Tiba-tiba, ponsel Mat bergetar panjang. Terus berulang-ulang. Sebuah panggilan masuk. Kiano mendesah pasrah, menampar mukanya sendiri dengan buku paket di tangan. Aura di sekitarnya semakin muram. Di saat yang tidak tepat itu, Alfis masuk kelas, baru sampai, lalu mengerutkan dahi, langsung menyadari ada sesuatu yang tidak beres di sini. Diliriknya Kiano yang duduk paling dekat dengan pintu masuk. Alfis mengangkat alis, bertanya tanpa suara, 'ada apa?'. Kiano meringis nelangsa, lantas hanya bisa bergidik ngeri.
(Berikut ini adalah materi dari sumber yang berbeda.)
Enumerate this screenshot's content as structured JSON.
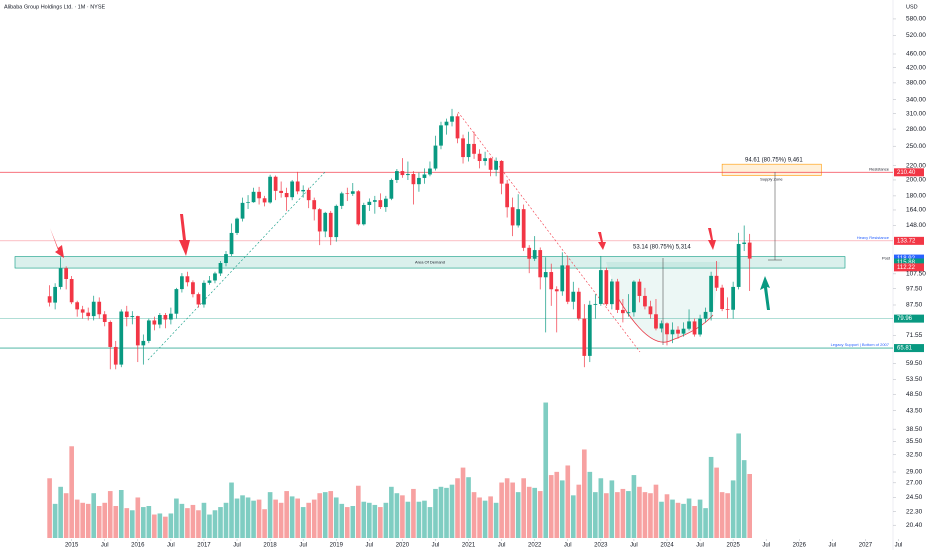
{
  "chart_data": {
    "type": "candlestick",
    "title": "Alibaba Group Holdings Ltd. · 1M · NYSE",
    "currency": "USD",
    "log_scale": true,
    "up_color": "#089981",
    "down_color": "#f23645",
    "volume_up_color": "#7fcdc2",
    "volume_down_color": "#f7a1a1",
    "x": [
      "2014-09",
      "2014-10",
      "2014-11",
      "2014-12",
      "2015-01",
      "2015-02",
      "2015-03",
      "2015-04",
      "2015-05",
      "2015-06",
      "2015-07",
      "2015-08",
      "2015-09",
      "2015-10",
      "2015-11",
      "2015-12",
      "2016-01",
      "2016-02",
      "2016-03",
      "2016-04",
      "2016-05",
      "2016-06",
      "2016-07",
      "2016-08",
      "2016-09",
      "2016-10",
      "2016-11",
      "2016-12",
      "2017-01",
      "2017-02",
      "2017-03",
      "2017-04",
      "2017-05",
      "2017-06",
      "2017-07",
      "2017-08",
      "2017-09",
      "2017-10",
      "2017-11",
      "2017-12",
      "2018-01",
      "2018-02",
      "2018-03",
      "2018-04",
      "2018-05",
      "2018-06",
      "2018-07",
      "2018-08",
      "2018-09",
      "2018-10",
      "2018-11",
      "2018-12",
      "2019-01",
      "2019-02",
      "2019-03",
      "2019-04",
      "2019-05",
      "2019-06",
      "2019-07",
      "2019-08",
      "2019-09",
      "2019-10",
      "2019-11",
      "2019-12",
      "2020-01",
      "2020-02",
      "2020-03",
      "2020-04",
      "2020-05",
      "2020-06",
      "2020-07",
      "2020-08",
      "2020-09",
      "2020-10",
      "2020-11",
      "2020-12",
      "2021-01",
      "2021-02",
      "2021-03",
      "2021-04",
      "2021-05",
      "2021-06",
      "2021-07",
      "2021-08",
      "2021-09",
      "2021-10",
      "2021-11",
      "2021-12",
      "2022-01",
      "2022-02",
      "2022-03",
      "2022-04",
      "2022-05",
      "2022-06",
      "2022-07",
      "2022-08",
      "2022-09",
      "2022-10",
      "2022-11",
      "2022-12",
      "2023-01",
      "2023-02",
      "2023-03",
      "2023-04",
      "2023-05",
      "2023-06",
      "2023-07",
      "2023-08",
      "2023-09",
      "2023-10",
      "2023-11",
      "2023-12",
      "2024-01",
      "2024-02",
      "2024-03",
      "2024-04",
      "2024-05",
      "2024-06",
      "2024-07",
      "2024-08",
      "2024-09",
      "2024-10",
      "2024-11",
      "2024-12",
      "2025-01",
      "2025-02",
      "2025-03",
      "2025-04"
    ],
    "candles": [
      [
        92.7,
        99.7,
        86.6,
        88.9
      ],
      [
        88.9,
        101,
        85,
        98.6
      ],
      [
        98.6,
        120,
        97,
        111.6
      ],
      [
        111.6,
        113,
        97,
        103.9
      ],
      [
        103.9,
        106,
        88,
        89.1
      ],
      [
        89.1,
        90,
        81,
        85
      ],
      [
        85,
        87,
        80,
        83.2
      ],
      [
        83.2,
        86,
        79,
        81.3
      ],
      [
        81.3,
        93,
        79,
        89.4
      ],
      [
        89.4,
        92,
        80,
        82.3
      ],
      [
        82.3,
        84,
        76,
        78.2
      ],
      [
        78.2,
        79,
        57.2,
        66.3
      ],
      [
        66.3,
        69,
        57.2,
        59
      ],
      [
        59,
        85,
        58,
        83.8
      ],
      [
        83.8,
        87,
        76,
        80.8
      ],
      [
        80.8,
        84,
        77,
        81.3
      ],
      [
        81.3,
        81.5,
        60,
        67
      ],
      [
        67,
        72,
        59,
        69
      ],
      [
        69,
        80,
        68,
        79
      ],
      [
        79,
        81,
        74,
        76.9
      ],
      [
        76.9,
        83,
        75,
        81.9
      ],
      [
        81.9,
        83,
        75,
        79.5
      ],
      [
        79.5,
        86,
        77,
        82.6
      ],
      [
        82.6,
        98,
        80,
        97.2
      ],
      [
        97.2,
        108,
        95,
        105.8
      ],
      [
        105.8,
        109,
        99,
        101.7
      ],
      [
        101.7,
        103,
        92,
        94
      ],
      [
        94,
        95,
        86,
        87.8
      ],
      [
        87.8,
        103,
        86,
        101.3
      ],
      [
        101.3,
        106,
        100,
        102.9
      ],
      [
        102.9,
        109,
        101,
        107.8
      ],
      [
        107.8,
        117,
        106,
        115.5
      ],
      [
        115.5,
        125,
        113,
        122.5
      ],
      [
        122.5,
        150,
        121,
        140.9
      ],
      [
        140.9,
        156,
        139,
        154.9
      ],
      [
        154.9,
        178,
        152,
        171.9
      ],
      [
        171.9,
        181,
        165,
        172.7
      ],
      [
        172.7,
        190,
        172,
        184.9
      ],
      [
        184.9,
        191,
        170,
        177.2
      ],
      [
        177.2,
        180,
        168,
        172.4
      ],
      [
        172.4,
        207,
        171,
        204.3
      ],
      [
        204.3,
        206,
        175,
        186.1
      ],
      [
        186.1,
        198,
        178,
        183.5
      ],
      [
        183.5,
        190,
        163,
        178.5
      ],
      [
        178.5,
        200,
        175,
        198
      ],
      [
        198,
        211,
        182,
        185.5
      ],
      [
        185.5,
        193,
        178,
        187.2
      ],
      [
        187.2,
        190,
        166,
        175
      ],
      [
        175,
        178,
        153,
        164.8
      ],
      [
        164.8,
        166,
        130,
        142.3
      ],
      [
        142.3,
        162,
        137,
        160.9
      ],
      [
        160.9,
        163,
        130,
        137.1
      ],
      [
        137.1,
        170,
        133,
        168.5
      ],
      [
        168.5,
        185,
        165,
        183
      ],
      [
        183,
        190,
        174,
        182.5
      ],
      [
        182.5,
        196,
        180,
        185.6
      ],
      [
        185.6,
        187,
        148,
        149.2
      ],
      [
        149.2,
        172,
        148,
        169.5
      ],
      [
        169.5,
        177,
        163,
        173.1
      ],
      [
        173.1,
        180,
        160,
        175
      ],
      [
        175,
        183,
        165,
        167.2
      ],
      [
        167.2,
        180,
        162,
        176.7
      ],
      [
        176.7,
        202,
        175,
        200
      ],
      [
        200,
        215,
        196,
        212.1
      ],
      [
        212.1,
        231,
        203,
        206.6
      ],
      [
        206.6,
        226,
        200,
        208
      ],
      [
        208,
        212,
        170,
        194.5
      ],
      [
        194.5,
        210,
        185,
        202.7
      ],
      [
        202.7,
        216,
        195,
        207.4
      ],
      [
        207.4,
        226,
        205,
        215.7
      ],
      [
        215.7,
        268,
        213,
        251
      ],
      [
        251,
        294,
        245,
        287
      ],
      [
        287,
        300,
        270,
        294
      ],
      [
        294,
        320,
        285,
        304.7
      ],
      [
        304.7,
        310,
        255,
        263.3
      ],
      [
        263.3,
        270,
        223,
        232.7
      ],
      [
        232.7,
        275,
        226,
        253.8
      ],
      [
        253.8,
        275,
        230,
        237.8
      ],
      [
        237.8,
        245,
        216,
        226.7
      ],
      [
        226.7,
        241,
        220,
        230.9
      ],
      [
        230.9,
        232,
        205,
        213.9
      ],
      [
        213.9,
        232,
        205,
        226.8
      ],
      [
        226.8,
        228,
        182,
        195.2
      ],
      [
        195.2,
        200,
        156,
        167
      ],
      [
        167,
        178,
        138,
        148.1
      ],
      [
        148.1,
        182,
        146,
        164.9
      ],
      [
        164.9,
        170,
        125,
        127.7
      ],
      [
        127.7,
        130,
        108,
        118.8
      ],
      [
        118.8,
        138,
        117,
        125.8
      ],
      [
        125.8,
        128,
        97,
        105.1
      ],
      [
        105.1,
        120,
        73,
        108.8
      ],
      [
        108.8,
        115,
        87,
        97.1
      ],
      [
        97.1,
        99,
        73,
        95.8
      ],
      [
        95.8,
        124,
        93,
        113.7
      ],
      [
        113.7,
        120,
        88,
        89.4
      ],
      [
        89.4,
        102,
        85,
        95.5
      ],
      [
        95.5,
        98,
        79,
        80
      ],
      [
        80,
        88,
        58,
        62.5
      ],
      [
        62.5,
        90,
        60,
        87.6
      ],
      [
        87.6,
        94,
        80,
        88.1
      ],
      [
        88.1,
        121,
        87,
        110.2
      ],
      [
        110.2,
        112,
        87,
        88
      ],
      [
        88,
        104,
        85,
        102.2
      ],
      [
        102.2,
        104,
        83,
        84.7
      ],
      [
        84.7,
        91,
        78,
        82.9
      ],
      [
        82.9,
        94,
        81,
        83.4
      ],
      [
        83.4,
        103,
        81,
        102.1
      ],
      [
        102.1,
        104,
        89,
        92.9
      ],
      [
        92.9,
        98,
        85,
        86.7
      ],
      [
        86.7,
        90,
        80,
        82.3
      ],
      [
        82.3,
        91,
        74,
        74.9
      ],
      [
        74.9,
        79,
        73,
        77.5
      ],
      [
        77.5,
        78,
        67,
        72.1
      ],
      [
        72.1,
        78,
        68,
        74.3
      ],
      [
        74.3,
        76,
        70,
        72.4
      ],
      [
        72.4,
        78,
        71,
        74.8
      ],
      [
        74.8,
        85,
        74,
        78.5
      ],
      [
        78.5,
        80,
        71,
        72
      ],
      [
        72,
        82,
        71,
        80
      ],
      [
        80,
        86,
        78,
        83.6
      ],
      [
        83.6,
        109,
        79,
        106.1
      ],
      [
        106.1,
        117,
        96,
        98.1
      ],
      [
        98.1,
        100,
        84,
        85.2
      ],
      [
        85.2,
        92,
        80,
        84.8
      ],
      [
        84.8,
        102,
        80,
        98.6
      ],
      [
        98.6,
        141,
        97,
        131
      ],
      [
        131,
        148,
        125,
        132.2
      ],
      [
        132.2,
        140,
        96,
        118.92
      ]
    ],
    "volume": [
      560,
      320,
      480,
      420,
      860,
      360,
      330,
      320,
      420,
      300,
      330,
      440,
      300,
      450,
      280,
      260,
      380,
      290,
      300,
      220,
      230,
      200,
      230,
      370,
      320,
      280,
      310,
      260,
      330,
      220,
      260,
      290,
      330,
      520,
      370,
      400,
      380,
      350,
      360,
      270,
      430,
      360,
      330,
      440,
      390,
      370,
      290,
      330,
      360,
      420,
      430,
      440,
      380,
      320,
      290,
      300,
      490,
      340,
      330,
      310,
      290,
      330,
      480,
      420,
      400,
      340,
      460,
      340,
      350,
      290,
      460,
      480,
      470,
      500,
      560,
      660,
      570,
      430,
      380,
      350,
      390,
      330,
      520,
      560,
      520,
      430,
      560,
      480,
      470,
      440,
      1270,
      590,
      620,
      540,
      680,
      400,
      500,
      830,
      620,
      430,
      560,
      420,
      540,
      430,
      460,
      440,
      590,
      480,
      430,
      420,
      500,
      340,
      410,
      360,
      330,
      320,
      370,
      300,
      360,
      280,
      760,
      660,
      430,
      420,
      540,
      980,
      730,
      600
    ],
    "vlim": [
      0,
      1500
    ],
    "xlim": [
      "2013-12",
      "2027-06"
    ],
    "xticks": [
      {
        "value": "2015-01",
        "label": "2015"
      },
      {
        "value": "2015-07",
        "label": "Jul"
      },
      {
        "value": "2016-01",
        "label": "2016"
      },
      {
        "value": "2016-07",
        "label": "Jul"
      },
      {
        "value": "2017-01",
        "label": "2017"
      },
      {
        "value": "2017-07",
        "label": "Jul"
      },
      {
        "value": "2018-01",
        "label": "2018"
      },
      {
        "value": "2018-07",
        "label": "Jul"
      },
      {
        "value": "2019-01",
        "label": "2019"
      },
      {
        "value": "2019-07",
        "label": "Jul"
      },
      {
        "value": "2020-01",
        "label": "2020"
      },
      {
        "value": "2020-07",
        "label": "Jul"
      },
      {
        "value": "2021-01",
        "label": "2021"
      },
      {
        "value": "2021-07",
        "label": "Jul"
      },
      {
        "value": "2022-01",
        "label": "2022"
      },
      {
        "value": "2022-07",
        "label": "Jul"
      },
      {
        "value": "2023-01",
        "label": "2023"
      },
      {
        "value": "2023-07",
        "label": "Jul"
      },
      {
        "value": "2024-01",
        "label": "2024"
      },
      {
        "value": "2024-07",
        "label": "Jul"
      },
      {
        "value": "2025-01",
        "label": "2025"
      },
      {
        "value": "2025-07",
        "label": "Jul"
      },
      {
        "value": "2026-01",
        "label": "2026"
      },
      {
        "value": "2026-07",
        "label": "Jul"
      },
      {
        "value": "2027-01",
        "label": "2027"
      },
      {
        "value": "2027-07",
        "label": "Jul"
      }
    ],
    "ylim": [
      18.5,
      636
    ],
    "yticks": [
      {
        "value": 580,
        "label": "580.00"
      },
      {
        "value": 520,
        "label": "520.00"
      },
      {
        "value": 460,
        "label": "460.00"
      },
      {
        "value": 420,
        "label": "420.00"
      },
      {
        "value": 380,
        "label": "380.00"
      },
      {
        "value": 340,
        "label": "340.00"
      },
      {
        "value": 310,
        "label": "310.00"
      },
      {
        "value": 280,
        "label": "280.00"
      },
      {
        "value": 250,
        "label": "250.00"
      },
      {
        "value": 220,
        "label": "220.00"
      },
      {
        "value": 200,
        "label": "200.00"
      },
      {
        "value": 180,
        "label": "180.00"
      },
      {
        "value": 164,
        "label": "164.00"
      },
      {
        "value": 148,
        "label": "148.00"
      },
      {
        "value": 107.5,
        "label": "107.50"
      },
      {
        "value": 97.5,
        "label": "97.50"
      },
      {
        "value": 87.5,
        "label": "87.50"
      },
      {
        "value": 71.55,
        "label": "71.55"
      },
      {
        "value": 59.5,
        "label": "59.50"
      },
      {
        "value": 53.5,
        "label": "53.50"
      },
      {
        "value": 48.5,
        "label": "48.50"
      },
      {
        "value": 43.5,
        "label": "43.50"
      },
      {
        "value": 38.5,
        "label": "38.50"
      },
      {
        "value": 35.5,
        "label": "35.50"
      },
      {
        "value": 32.5,
        "label": "32.50"
      },
      {
        "value": 29,
        "label": "29.00"
      },
      {
        "value": 27,
        "label": "27.00"
      },
      {
        "value": 24.5,
        "label": "24.50"
      },
      {
        "value": 22.3,
        "label": "22.30"
      },
      {
        "value": 20.4,
        "label": "20.40"
      }
    ],
    "levels": [
      {
        "value": 210.4,
        "label": "210.40",
        "color": "#f23645",
        "line": true,
        "name": "Resistance"
      },
      {
        "value": 133.72,
        "label": "133.72",
        "color": "#f23645",
        "line": true,
        "name": "Heavy Resistance"
      },
      {
        "value": 118.92,
        "label": "118.92",
        "color": "#2962ff",
        "line": false,
        "name": "Post"
      },
      {
        "value": 115.88,
        "label": "115.88",
        "color": "#089981",
        "line": false
      },
      {
        "value": 112.22,
        "label": "112.22",
        "color": "#f23645",
        "line": false
      },
      {
        "value": 79.96,
        "label": "79.96",
        "color": "#089981",
        "line": true
      },
      {
        "value": 65.81,
        "label": "65.81",
        "color": "#089981",
        "line": true,
        "name": "Legacy Support | Bottom of 2007"
      }
    ],
    "demand_zone": {
      "range": [
        111.7,
        120.5
      ],
      "label": "Area Of Demand"
    },
    "supply_zone": {
      "range": [
        206,
        222
      ],
      "x": [
        "2024-11",
        "2026-05"
      ],
      "label": "Supply Zone"
    },
    "annotations": [
      "94.61 (80.75%) 9,461",
      "53.14 (80.75%) 5,314"
    ]
  }
}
Alfis tak banyak omong, langsung saja menuju bangkunya di samping kanan Mat, sementara Kiano mulai tak bertenaga lagi untuk sekadar menopang badannya tetap dalam posisi duduk tegak. Kepalanya sudah menggelepar di atas meja. Mat berbuat apa lagi, sih? Heran. Dari tadi, Mat tak kunjung sampai ke bangku Bintang yang hanya berjarak dua langkah dari tempatnya. Kiano memejamkan mata, lelah. Pemandangan di hadapannya sudah seperti pasangan suami istri baru yang sedang bertengkar karena sang suami malah terus-terusan sibuk bekerja demi menghidupi keluarga dan anak-istri.

Mat mengangkat panggilan itu. Kak Raya, staf OSIS yang berperan sebagai pembimbing di departemen Mat. "Bagaimana, Kak?"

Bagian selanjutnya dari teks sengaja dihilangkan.